When the "new wave" of Star Wars action figures appeared in the mid 90's - followed by the diabolical "Episode I-III" action figures which were released between 1999 & 2005 - the whole crazy fad started again, and a new generation of kids got swept up in the excitement of collecting all things related to the mammoth Star Wars movie franchise. This also renewed interest in the original "Vintage" figures that crazy old dudes like myself were so smitten with, which subsequently sent their values skyrocketing on eBay as we all threw down outrageous bids for oddities such as the incredibly rare "big head" Han Solo, or the Jedi Luke Skywalker from Return Of The Jedi that came with a blue lightsaber instead of a green one. Sure, go ahead and laugh: you've obviously never experienced the thrill of the chase. The hip-pocket pain is always excruciating in hindsight, but when you're focused on getting a "fix" you'll gladly shell out more than reasonable amounts of your hard earned for that little bit of plastic. It wasn't until my family and friends organized an intervention for me that I realized my habit had escalated out of control. I'm better now, of course, but even the glimpse of a stray Yoda figurine at a weekend swap-meet still has the power to send me into a downward spiral...
Jedis: Always comparing sabres...
Actually, speaking of Yoda, I dimly recall an unfortunate incident that occurred in late 1985 when a friend of mine staying at my house on a sleepover was caught "lifting" my Yoda. This 2-inch figure was a popular item in the Star Wars action figure universe - often coveted by those who did not own a Yoda. To give you some idea of the value, you would need to trade 7 to 9 plain Stormtroopers in return for a Yoda - depending on how hard a bargain you drove. Anyway, a tense altercation ensued before the Yoda was returned to its rightful owner and the accused repented - but not before receiving a double dose of "The Force" from his irate contemporary. All was forgiven within minutes though, probably just as the night's episode of A-Team was starting, I'm guessing....
Millennium Falcon: The Holy Grail.

Anyway, all these recollections are stirring up some uneasy feelings in my being so I'd better start to wind this up. As I reflect back over this life of mine, there is one burning ambition that rises up within me from time to time. I realize there is one final goal I would like to reach on this earth before I pass on: before I become too old to appreciate the wonder and magnificence of finally owning what many regard as the "Excalibur" of the entire "Vintage" Star Wars universe. I am of course talking of the original Millennium Falcon spaceship.
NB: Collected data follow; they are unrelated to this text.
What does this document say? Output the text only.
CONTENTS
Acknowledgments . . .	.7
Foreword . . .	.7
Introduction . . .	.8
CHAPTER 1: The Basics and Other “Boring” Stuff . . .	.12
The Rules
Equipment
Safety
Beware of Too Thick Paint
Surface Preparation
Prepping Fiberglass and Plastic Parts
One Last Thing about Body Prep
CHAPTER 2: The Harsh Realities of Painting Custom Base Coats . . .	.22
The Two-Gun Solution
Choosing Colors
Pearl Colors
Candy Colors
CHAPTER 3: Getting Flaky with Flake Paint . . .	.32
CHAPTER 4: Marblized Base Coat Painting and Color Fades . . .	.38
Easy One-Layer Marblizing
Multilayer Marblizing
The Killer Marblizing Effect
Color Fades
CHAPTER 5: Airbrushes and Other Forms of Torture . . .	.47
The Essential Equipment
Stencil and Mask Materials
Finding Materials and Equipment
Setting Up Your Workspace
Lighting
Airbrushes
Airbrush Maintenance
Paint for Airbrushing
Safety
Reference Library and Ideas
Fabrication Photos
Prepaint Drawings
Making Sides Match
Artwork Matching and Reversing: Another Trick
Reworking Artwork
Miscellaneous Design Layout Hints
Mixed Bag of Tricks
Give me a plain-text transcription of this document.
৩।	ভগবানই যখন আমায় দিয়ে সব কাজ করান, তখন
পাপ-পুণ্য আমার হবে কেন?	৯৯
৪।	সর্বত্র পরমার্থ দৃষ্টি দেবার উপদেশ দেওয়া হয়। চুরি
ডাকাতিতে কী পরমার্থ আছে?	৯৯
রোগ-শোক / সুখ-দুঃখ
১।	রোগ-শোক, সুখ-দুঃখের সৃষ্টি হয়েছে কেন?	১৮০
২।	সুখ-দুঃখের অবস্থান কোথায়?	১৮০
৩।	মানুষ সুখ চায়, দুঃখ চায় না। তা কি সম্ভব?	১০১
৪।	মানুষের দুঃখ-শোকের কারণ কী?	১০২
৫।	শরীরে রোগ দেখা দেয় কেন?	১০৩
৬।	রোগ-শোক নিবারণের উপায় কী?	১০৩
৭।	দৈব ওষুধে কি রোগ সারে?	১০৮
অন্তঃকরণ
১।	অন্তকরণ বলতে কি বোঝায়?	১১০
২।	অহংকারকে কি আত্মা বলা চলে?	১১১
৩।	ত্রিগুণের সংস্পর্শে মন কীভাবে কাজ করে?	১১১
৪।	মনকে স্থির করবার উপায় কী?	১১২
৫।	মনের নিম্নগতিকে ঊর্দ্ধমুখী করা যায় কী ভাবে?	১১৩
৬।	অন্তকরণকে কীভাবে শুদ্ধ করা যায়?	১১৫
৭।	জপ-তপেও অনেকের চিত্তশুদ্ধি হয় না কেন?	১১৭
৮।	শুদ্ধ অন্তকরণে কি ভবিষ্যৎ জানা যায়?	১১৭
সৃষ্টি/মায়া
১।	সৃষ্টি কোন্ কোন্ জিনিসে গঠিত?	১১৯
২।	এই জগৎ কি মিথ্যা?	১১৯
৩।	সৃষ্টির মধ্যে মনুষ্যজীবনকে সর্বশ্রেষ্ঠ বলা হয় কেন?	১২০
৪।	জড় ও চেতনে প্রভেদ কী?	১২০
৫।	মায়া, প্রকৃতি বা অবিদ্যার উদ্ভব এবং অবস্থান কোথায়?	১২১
I've never had the opportunity to hold one, yet alone see one up close. All we ever heard at school were hushed whispers and rumours of kids who may have owned one - no-one was ever sure. Kids who owned the Millennium Falcon never seemed to want to reveal themselves to others for fear it would mean having to field requests to bring it to school or, worse yet, have a heap of uninvited guests over after school.
So I have two choices: do I continue to be a dreamer, or do I take out a second mortgage, jump on eBay and search the online galaxy for a shady dealer in "Vintage" Star Wars vehicles who I'm sure wouldn't look out of place in the Mos Eisley Cantina?
Time will tell.....


  1. I had the Millenium Falcon, and a Telescoping Lightsabre Obi-Wan....sold in a garage sale in 1986 when I was 10. I still curl up into a ball and sob at the thought of "if i only still had them..."

  2. I feel your pain Rick. Still, as they say, "'tis better to have owned Millenium Falcon and lost....".